オーディオクリップを選択してメニュー表示させると「Meldyneで編集」という項目がある
Studio OneとMelodyneの双方がインストールされている環境で、オーディオクリップを選択し、コンテキストメニューを開くと「Melodyneで編集」というものが現れるので、これを選ぶと画面下側にMelodyeが登場し、ここで自由に編集できるようになるのです。
予めVOCALOIDによる声をオーディオトラックにバウンスしておく
VOCALOIDの歌声を編集する場合は、予め「ソング」メニューの「ミックスダウンをエクスポート」を選び、画面下のほうの「トラックにインポート」にチェックを入れておけば、VOCALOIDトラックをオーディオファイル化してから操作します。
VOCALOID上ではなく、あえてMelodyne上で音程を変えてみるのも面白い
実際試してみるとわかりますが、Piapro StudioやVOCALOID Editorでエディットするのと、一度オーディオ化したものをMelodyne上でエディットするのでは、やはり仕上がりのニュアンスは大きくことなってきます。ケロ声化するだけでなく、Melodyne側で音符の長さ/タイミングを変更したり、音量をいじってみるのも面白いですよ。

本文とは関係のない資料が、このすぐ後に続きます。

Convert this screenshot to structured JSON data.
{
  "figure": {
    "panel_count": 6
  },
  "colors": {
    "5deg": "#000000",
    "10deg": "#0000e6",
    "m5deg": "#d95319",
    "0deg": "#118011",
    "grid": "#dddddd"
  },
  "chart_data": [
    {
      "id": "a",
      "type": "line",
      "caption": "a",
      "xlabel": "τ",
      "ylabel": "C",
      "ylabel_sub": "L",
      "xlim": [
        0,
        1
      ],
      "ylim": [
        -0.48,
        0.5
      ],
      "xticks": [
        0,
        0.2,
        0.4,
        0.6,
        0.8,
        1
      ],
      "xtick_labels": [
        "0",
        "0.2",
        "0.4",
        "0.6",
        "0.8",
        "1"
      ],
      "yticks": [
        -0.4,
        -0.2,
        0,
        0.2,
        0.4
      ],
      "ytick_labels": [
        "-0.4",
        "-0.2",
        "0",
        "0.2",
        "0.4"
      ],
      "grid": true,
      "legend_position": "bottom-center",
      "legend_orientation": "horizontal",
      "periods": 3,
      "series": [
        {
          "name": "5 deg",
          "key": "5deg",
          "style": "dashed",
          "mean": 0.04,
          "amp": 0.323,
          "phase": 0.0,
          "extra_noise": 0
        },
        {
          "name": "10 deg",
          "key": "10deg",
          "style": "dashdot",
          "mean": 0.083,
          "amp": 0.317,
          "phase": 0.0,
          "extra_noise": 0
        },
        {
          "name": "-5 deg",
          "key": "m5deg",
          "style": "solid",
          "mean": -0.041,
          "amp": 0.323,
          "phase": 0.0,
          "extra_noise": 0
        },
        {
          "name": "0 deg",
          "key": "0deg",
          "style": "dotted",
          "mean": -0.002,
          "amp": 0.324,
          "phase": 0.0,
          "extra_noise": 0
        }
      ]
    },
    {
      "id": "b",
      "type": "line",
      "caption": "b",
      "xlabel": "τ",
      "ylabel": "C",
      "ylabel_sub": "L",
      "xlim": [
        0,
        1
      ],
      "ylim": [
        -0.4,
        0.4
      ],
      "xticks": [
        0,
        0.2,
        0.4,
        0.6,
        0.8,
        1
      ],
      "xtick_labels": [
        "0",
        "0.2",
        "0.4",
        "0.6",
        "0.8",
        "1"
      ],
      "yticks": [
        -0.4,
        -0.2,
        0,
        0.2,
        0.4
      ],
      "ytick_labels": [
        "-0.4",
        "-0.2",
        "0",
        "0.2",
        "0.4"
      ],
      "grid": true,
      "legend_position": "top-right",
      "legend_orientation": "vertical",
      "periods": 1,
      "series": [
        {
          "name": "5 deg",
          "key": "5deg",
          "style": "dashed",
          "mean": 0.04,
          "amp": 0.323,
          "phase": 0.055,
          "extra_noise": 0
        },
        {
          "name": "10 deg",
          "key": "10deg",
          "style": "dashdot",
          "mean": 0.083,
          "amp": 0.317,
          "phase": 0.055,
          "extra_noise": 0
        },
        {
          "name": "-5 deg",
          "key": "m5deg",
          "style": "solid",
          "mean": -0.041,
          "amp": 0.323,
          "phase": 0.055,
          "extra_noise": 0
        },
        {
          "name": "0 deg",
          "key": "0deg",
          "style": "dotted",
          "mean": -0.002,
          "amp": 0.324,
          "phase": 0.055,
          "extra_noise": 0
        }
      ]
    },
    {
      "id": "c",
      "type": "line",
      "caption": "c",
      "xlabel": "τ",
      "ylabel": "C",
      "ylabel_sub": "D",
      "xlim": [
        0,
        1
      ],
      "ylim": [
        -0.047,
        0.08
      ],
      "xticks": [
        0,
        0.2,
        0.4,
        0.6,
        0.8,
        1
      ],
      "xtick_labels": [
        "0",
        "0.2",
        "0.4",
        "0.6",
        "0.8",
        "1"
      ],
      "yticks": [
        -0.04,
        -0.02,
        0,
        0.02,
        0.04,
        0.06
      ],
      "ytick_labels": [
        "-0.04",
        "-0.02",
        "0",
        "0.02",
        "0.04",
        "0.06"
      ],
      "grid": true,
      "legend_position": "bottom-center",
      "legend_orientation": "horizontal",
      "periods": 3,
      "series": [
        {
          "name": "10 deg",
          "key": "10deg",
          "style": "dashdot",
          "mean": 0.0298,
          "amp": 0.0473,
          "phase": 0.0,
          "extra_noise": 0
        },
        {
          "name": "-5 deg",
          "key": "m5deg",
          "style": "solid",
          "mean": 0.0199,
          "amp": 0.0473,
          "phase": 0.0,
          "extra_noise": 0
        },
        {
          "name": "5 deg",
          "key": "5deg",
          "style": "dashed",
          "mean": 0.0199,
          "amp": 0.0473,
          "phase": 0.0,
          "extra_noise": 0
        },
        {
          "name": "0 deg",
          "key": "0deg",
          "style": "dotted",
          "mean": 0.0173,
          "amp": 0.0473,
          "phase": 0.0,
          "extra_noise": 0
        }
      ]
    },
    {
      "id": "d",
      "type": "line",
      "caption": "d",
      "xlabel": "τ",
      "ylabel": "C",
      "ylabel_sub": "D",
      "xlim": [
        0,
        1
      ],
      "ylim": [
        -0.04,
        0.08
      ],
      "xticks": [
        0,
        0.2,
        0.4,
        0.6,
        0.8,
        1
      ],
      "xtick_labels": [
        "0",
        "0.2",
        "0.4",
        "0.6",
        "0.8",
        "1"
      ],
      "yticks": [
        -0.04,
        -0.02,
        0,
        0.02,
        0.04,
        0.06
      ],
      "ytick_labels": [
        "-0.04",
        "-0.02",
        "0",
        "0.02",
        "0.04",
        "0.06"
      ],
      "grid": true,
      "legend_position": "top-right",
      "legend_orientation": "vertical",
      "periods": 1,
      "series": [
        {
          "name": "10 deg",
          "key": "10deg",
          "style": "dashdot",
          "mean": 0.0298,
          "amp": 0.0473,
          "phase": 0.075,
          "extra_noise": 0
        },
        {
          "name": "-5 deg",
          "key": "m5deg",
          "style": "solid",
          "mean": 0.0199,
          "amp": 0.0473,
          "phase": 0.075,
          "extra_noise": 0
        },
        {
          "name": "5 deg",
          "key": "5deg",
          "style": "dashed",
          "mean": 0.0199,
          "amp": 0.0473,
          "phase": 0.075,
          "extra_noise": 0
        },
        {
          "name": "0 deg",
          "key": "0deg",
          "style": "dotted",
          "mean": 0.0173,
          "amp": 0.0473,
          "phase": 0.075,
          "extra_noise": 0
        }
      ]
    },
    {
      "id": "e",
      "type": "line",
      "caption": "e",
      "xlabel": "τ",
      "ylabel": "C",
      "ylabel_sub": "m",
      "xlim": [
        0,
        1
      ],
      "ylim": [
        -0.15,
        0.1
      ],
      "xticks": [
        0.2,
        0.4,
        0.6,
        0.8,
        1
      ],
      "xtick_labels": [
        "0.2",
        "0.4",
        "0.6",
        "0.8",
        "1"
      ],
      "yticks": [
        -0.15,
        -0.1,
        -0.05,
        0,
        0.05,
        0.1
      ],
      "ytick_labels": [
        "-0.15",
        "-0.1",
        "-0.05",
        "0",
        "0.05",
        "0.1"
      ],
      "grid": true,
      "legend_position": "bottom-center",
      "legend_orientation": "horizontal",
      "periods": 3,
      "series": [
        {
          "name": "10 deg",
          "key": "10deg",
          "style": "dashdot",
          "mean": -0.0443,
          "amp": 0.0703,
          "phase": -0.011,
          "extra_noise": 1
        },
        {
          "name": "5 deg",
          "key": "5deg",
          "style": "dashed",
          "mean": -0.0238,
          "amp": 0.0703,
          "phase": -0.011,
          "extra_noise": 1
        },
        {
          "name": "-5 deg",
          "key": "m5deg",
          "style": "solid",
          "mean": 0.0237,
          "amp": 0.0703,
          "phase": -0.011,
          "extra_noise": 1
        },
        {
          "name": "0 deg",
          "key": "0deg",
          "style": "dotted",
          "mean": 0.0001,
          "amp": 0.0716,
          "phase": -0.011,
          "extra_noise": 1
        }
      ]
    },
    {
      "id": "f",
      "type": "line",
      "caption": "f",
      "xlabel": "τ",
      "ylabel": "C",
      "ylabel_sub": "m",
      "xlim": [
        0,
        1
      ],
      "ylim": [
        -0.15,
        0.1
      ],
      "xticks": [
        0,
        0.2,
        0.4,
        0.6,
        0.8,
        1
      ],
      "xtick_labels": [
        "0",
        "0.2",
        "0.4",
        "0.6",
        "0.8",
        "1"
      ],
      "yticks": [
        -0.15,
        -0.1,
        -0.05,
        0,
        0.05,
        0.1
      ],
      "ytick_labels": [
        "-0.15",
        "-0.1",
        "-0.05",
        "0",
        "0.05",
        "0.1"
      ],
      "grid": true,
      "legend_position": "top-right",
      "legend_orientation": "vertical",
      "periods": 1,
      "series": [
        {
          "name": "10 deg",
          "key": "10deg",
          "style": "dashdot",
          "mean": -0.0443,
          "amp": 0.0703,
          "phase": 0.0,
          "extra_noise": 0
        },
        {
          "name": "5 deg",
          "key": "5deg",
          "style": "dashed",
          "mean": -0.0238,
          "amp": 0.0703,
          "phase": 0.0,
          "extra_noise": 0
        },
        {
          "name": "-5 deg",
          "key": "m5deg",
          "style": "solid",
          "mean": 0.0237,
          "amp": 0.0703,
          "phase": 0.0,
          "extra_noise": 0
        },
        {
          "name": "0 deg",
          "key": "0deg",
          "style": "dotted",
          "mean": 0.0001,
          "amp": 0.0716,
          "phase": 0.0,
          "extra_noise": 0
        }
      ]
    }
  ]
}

またあえてMelodyneでコーラスパートを作ってみるというのも、VOCALOIDで行うのとはちょっと違ったニュアンスになるので、試してみる価値もあると思います。
SONAR X3にもARAプラグインがサポートされ、Melodyneが有機的に統合されている
このARAプラグインをサポートしているDAWはまだ少ないのですが、なんとSONARの新バージョン、SONAR X3の上位バージョンであるSONAR X3 PRODUCERおよびSONAR X3 STUDIOにも搭載された模様です。これらにはMelodyneのエントリー版であるMelodyne Essentialが標準でバンドルされているようです。RolandによるとSONAR X3の日本語版は開発中のようですが、これがいつ、どのような形でアナウンスされるのか、まだ明らかにされていませんね。
ところで、Melodyneには
Melodyne Essential
Melodyne Assistant
Melodyne Editor 2
Melodyne Studio Bundle
という4つのラインナップがあり、機能にはいろいろ差があるようです。最大のポイントはMelodyne Editor 2およびMelodyne Studio BundleはDNA=Direct Note Accessという最新技術が搭載されており、ソロのサウンドだけでなく、さまざまな音が鳴っているサウンドを解析し、エディットできるという点。
DNA搭載のMelodyne Editor 2なら重なり合った音も解析することができる
以前、DNAについては「Melodyne Editor 2でThe Beatlesを遊び倒す!」という記事で面白いデモを紹介しているので、そちらも参照していただきたいのですが、いずれのバージョンも、ARAプラグインに対応しているので、Studio Oneの各バージョン、SONAR X3に組み込んで使うことができますので、試してみてはいかがでしょうか?